Press Enter on a row to attach to the agent running inside tmux. Ctrl-b d to drop back to the dashboard.
It speaks more than one agent’s dialect, too. Claude Code is the default and the best-supported, but Codex, Cursor, Antigravity, Pi, and Grok all work - each project remembers which agent it uses, and the dashboard tags the odd ones out so a [codex] row stands out from the Claudes. Runs on macOS and Linux, and on Windows under WSL2. Install is one line of Homebrew and a setup wizard that checks for tmux, Mosh, Tailscale, and the agent CLIs, then offers to install whatever’s missing.
brew install skzv/tap/ccmux
ccmux setup
The phone is the whole point
I could have stopped at “nice cross-machine dashboard for my desk and my laptop.” But the feature I actually wanted, the one that started this, was running the thing from my phone. So the TUI collapses to a single scrollable column when it notices it’s in a narrow terminal, and every key works the same as on the desktop.

The same TUI, same keys, in a 430-pixel-wide terminal. Attaches over Mosh.
Mosh is what makes the phone actually usable. A plain SSH session dies the moment your phone switches from wifi to cell, or you lock the screen, or you walk out of range. Mosh shrugs all of that off - it survives roaming and sleep, so I can detach on the train, drop into a tunnel, and reattach two stops later to the exact same prompt. Here it is running inside Moshi, a Mosh client for iOS that makes the connection painless to set up:

ccmux in a real iPhone terminal, watching a release go out.
When a terminal on a phone isn’t enough
A TUI in a phone terminal is great for power users and slightly hostile to everyone else, including me at 7am. So I’m building native apps that talk to the same daemon over the same tailnet, with no cloud in the middle. The iOS one is furthest along.
The iOS app: a live dashboard, and a real interactive terminal attached to the tmux session over a WebSocket bridge.
The app has a trick I’m fond of. When you’re typing into an agent you’re switching between two completely different modes of input: hammering control keys and arrow keys to drive the thing, and writing a paragraph of careful instructions. A phone keyboard is built for the second and awful at the first. So there’s a toggle. Raw mode pipes every keystroke straight to the terminal with no autocorrect and a fast backspace. Chat mode swaps in a normal iMessage-style composer, autocorrect and all, for when you’re actually writing a prompt.

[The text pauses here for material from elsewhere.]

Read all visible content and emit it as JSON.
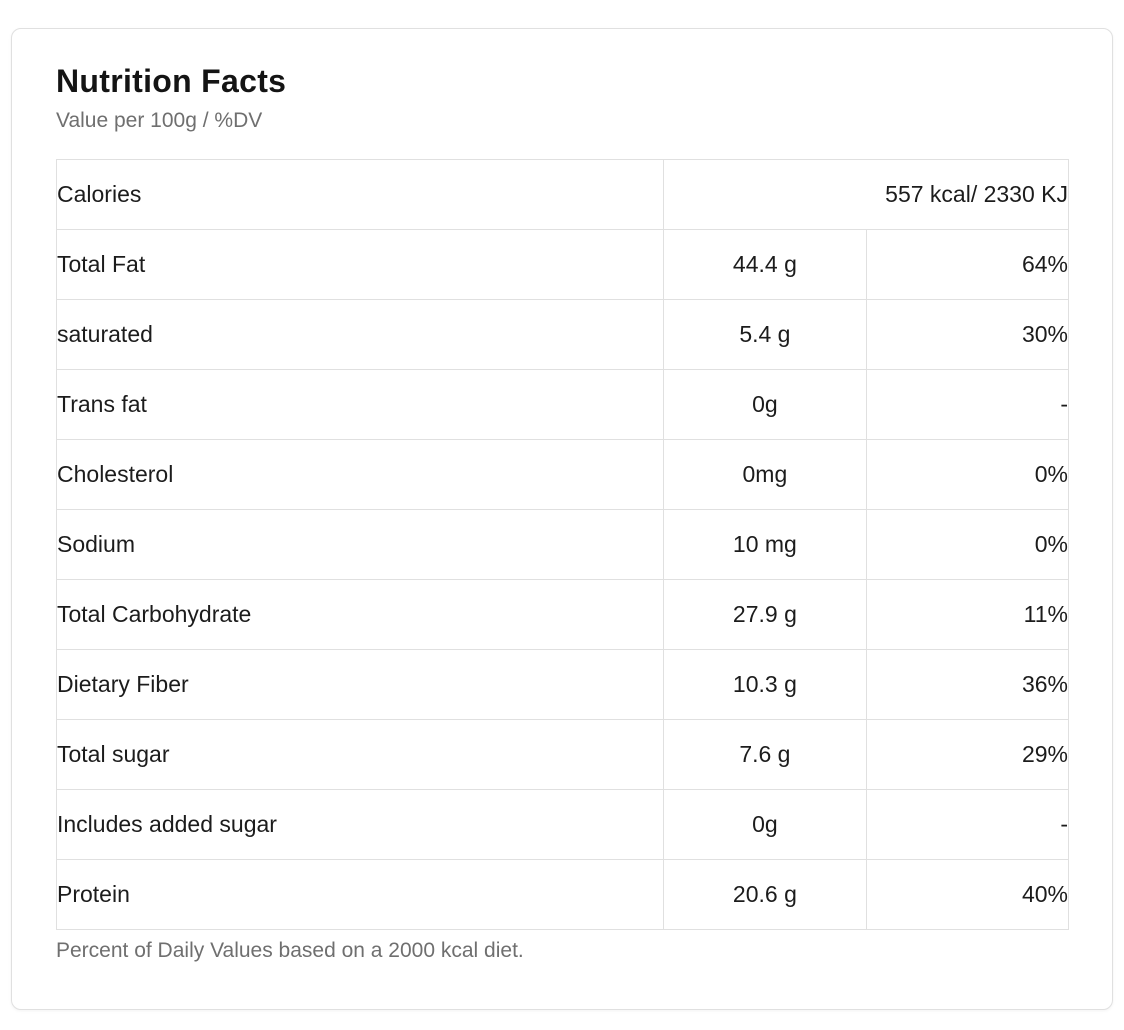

Raw mode for driving the agent, Chat mode for writing to it.
You pair a phone by running ccmux pair on the Mac, which throws up a QR code - scan it and you’re done, no IP addresses to copy around. An Android port is coming up behind it, mostly so I can eventually stop being smug about owning an iPhone.
Where it’s at
ccmux is alpha. The core loop - attach, start, kill, notes, the daemon, the phone - all works end to end, and I use it every day, including to build ccmux itself, which is either a good sign or a circular one. There are rough edges and a roadmap to match, plus bugs I haven’t met yet.
The source is up - it’s FSL-1.1-MIT, which means source-available now and plain MIT in two years - and there’s a site with the full tour if you want to look before installing. If you run more than one coding agent and you’ve ever lost one, you might like it.
The funny part is how little of this is new technology. tmux has kept sessions alive since 2007. SSH goes back to the 90s. Mosh and Tailscale and the terminal bell have all been sitting right there. All ccmux really does is point them at the specific, very 2026 problem of having half a dozen robots writing code for you across half a dozen machines, and getting a tap on the shoulder when one of them needs a hand. None of it is new. I just got tired enough of losing track of my robots to wire the old parts together.